The Tennessee Walking Horse is a true American success story. In 2000, this breed was named the official state horse in Tennessee. In Kentucky, it is the third most common breed that is found, coming in behind the Thoroughbred and the American Quarter Horse. The Tennessee Walking Horse Breeders’ Association sees new annual registrations of up to 15,000 foals.
In total, more than 500,000 horses have been registered with the breeders’ association over its lifetime. This makes it one of the most populous horses in the United States.

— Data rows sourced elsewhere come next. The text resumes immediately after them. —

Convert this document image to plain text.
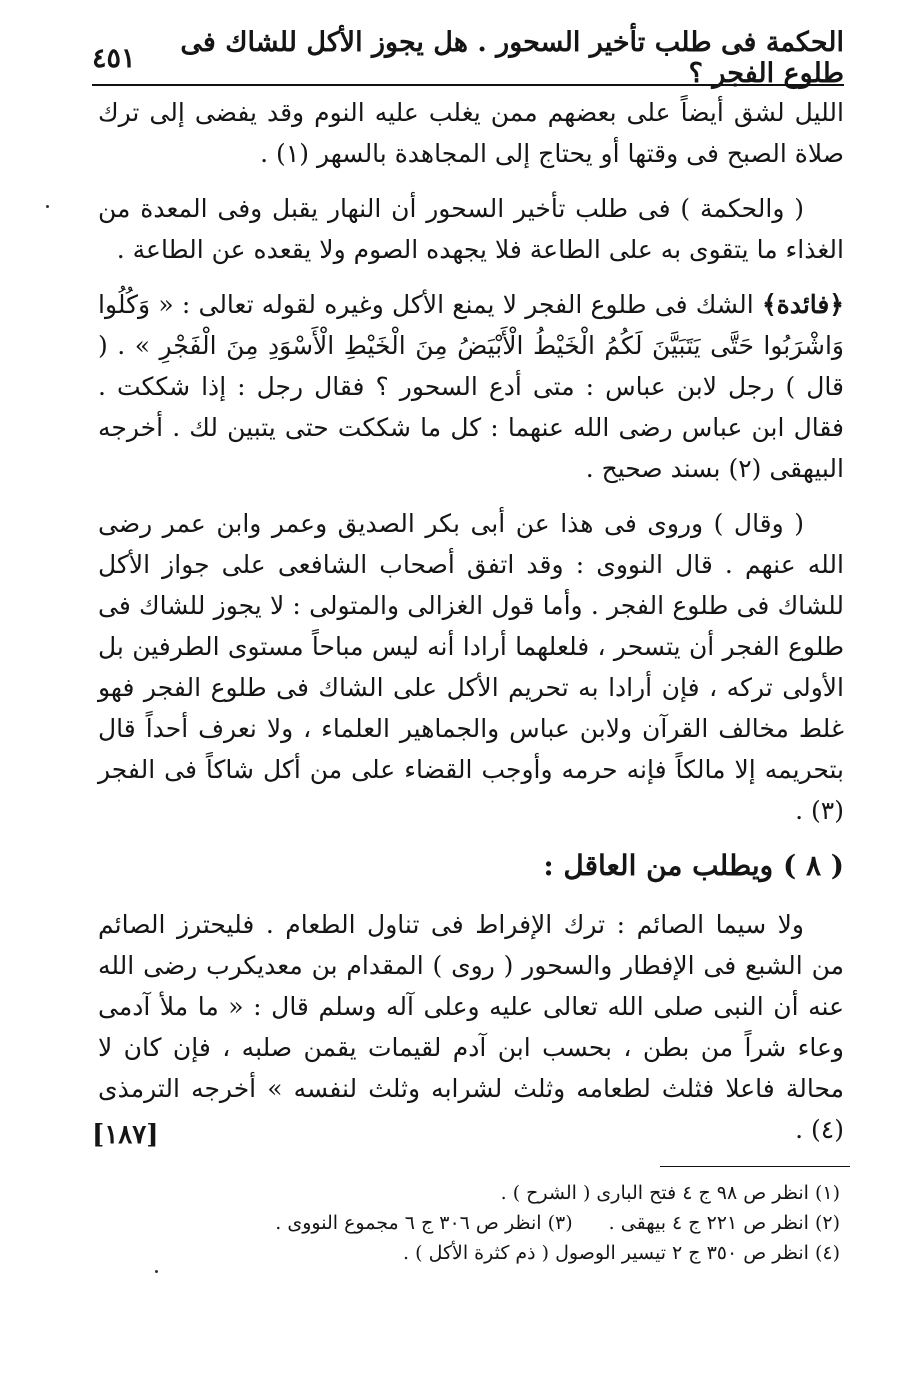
الحكمة فى طلب تأخير السحور . هل يجوز الأكل للشاك فى طلوع الفجر ؟
٤٥١

الليل لشق أيضاً على بعضهم ممن يغلب عليه النوم وقد يفضى إلى ترك صلاة الصبح فى وقتها أو يحتاج إلى المجاهدة بالسهر (١) .

( والحكمة ) فى طلب تأخير السحور أن النهار يقبل وفى المعدة من الغذاء ما يتقوى به على الطاعة فلا يجهده الصوم ولا يقعده عن الطاعة .

﴿فائدة﴾ الشك فى طلوع الفجر لا يمنع الأكل وغيره لقوله تعالى : « وَكُلُوا وَاشْرَبُوا حَتَّى يَتَبَيَّنَ لَكُمُ الْخَيْطُ الْأَبْيَضُ مِنَ الْخَيْطِ الْأَسْوَدِ مِنَ الْفَجْرِ » . ( قال ) رجل لابن عباس : متى أدع السحور ؟ فقال رجل : إذا شككت . فقال ابن عباس رضى الله عنهما : كل ما شككت حتى يتبين لك . أخرجه البيهقى (٢) بسند صحيح .

( وقال ) وروى فى هذا عن أبى بكر الصديق وعمر وابن عمر رضى الله عنهم . قال النووى : وقد اتفق أصحاب الشافعى على جواز الأكل للشاك فى طلوع الفجر . وأما قول الغزالى والمتولى : لا يجوز للشاك فى طلوع الفجر أن يتسحر ، فلعلهما أرادا أنه ليس مباحاً مستوى الطرفين بل الأولى تركه ، فإن أرادا به تحريم الأكل على الشاك فى طلوع الفجر فهو غلط مخالف القرآن ولابن عباس والجماهير العلماء ، ولا نعرف أحداً قال بتحريمه إلا مالكاً فإنه حرمه وأوجب القضاء على من أكل شاكاً فى الفجر (٣) .

( ٨ ) ويطلب من العاقل :

ولا سيما الصائم : ترك الإفراط فى تناول الطعام . فليحترز الصائم من الشبع فى الإفطار والسحور ( روى ) المقدام بن معديكرب رضى الله عنه أن النبى صلى الله تعالى عليه وعلى آله وسلم قال : « ما ملأ آدمى وعاء شراً من بطن ، بحسب ابن آدم لقيمات يقمن صلبه ، فإن كان لا محالة فاعلا فثلث لطعامه وثلث لشرابه وثلث لنفسه » أخرجه الترمذى (٤) .

[١٨٧]
(١) انظر ص ٩٨ ج ٤ فتح البارى ( الشرح ) .
(٢) انظر ص ٢٢١ ج ٤ بيهقى .
(٣) انظر ص ٣٠٦ ج ٦ مجموع النووى .
(٤) انظر ص ٣٥٠ ج ٢ تيسير الوصول ( ذم كثرة الأكل ) .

The Tennessee Walking Horse can be found throughout the United States and it has been exported to Europe, Asia, Australia, and Africa as well. It is most commonly found in the states that helped to develop the breed, Tennessee and Kentucky, then any other place in the world today.
Betty Sain helped to grow global awareness of this breed thanks to her win at the World Grand Championship in 1966 showing Shaker’s Shocker. Sain would go on to export horses from Israel to Mexico. Sain was given numerous movie and book deals, but she preferred to raise goats and horses out of the spotlight instead.
The Tennessee Walking Horse is a popular show horse, but what has really driven the popularity of the breed has been its presence in Hollywood. Several of the most famous horses that have come from TV and movies have been Tennessee Walking Horses. This includes Silver, who was the horse of the Lone Ranger; Trigger Junior, who worked with Roy Rogers; and Traveler, who is a mascot of the University of Southern California.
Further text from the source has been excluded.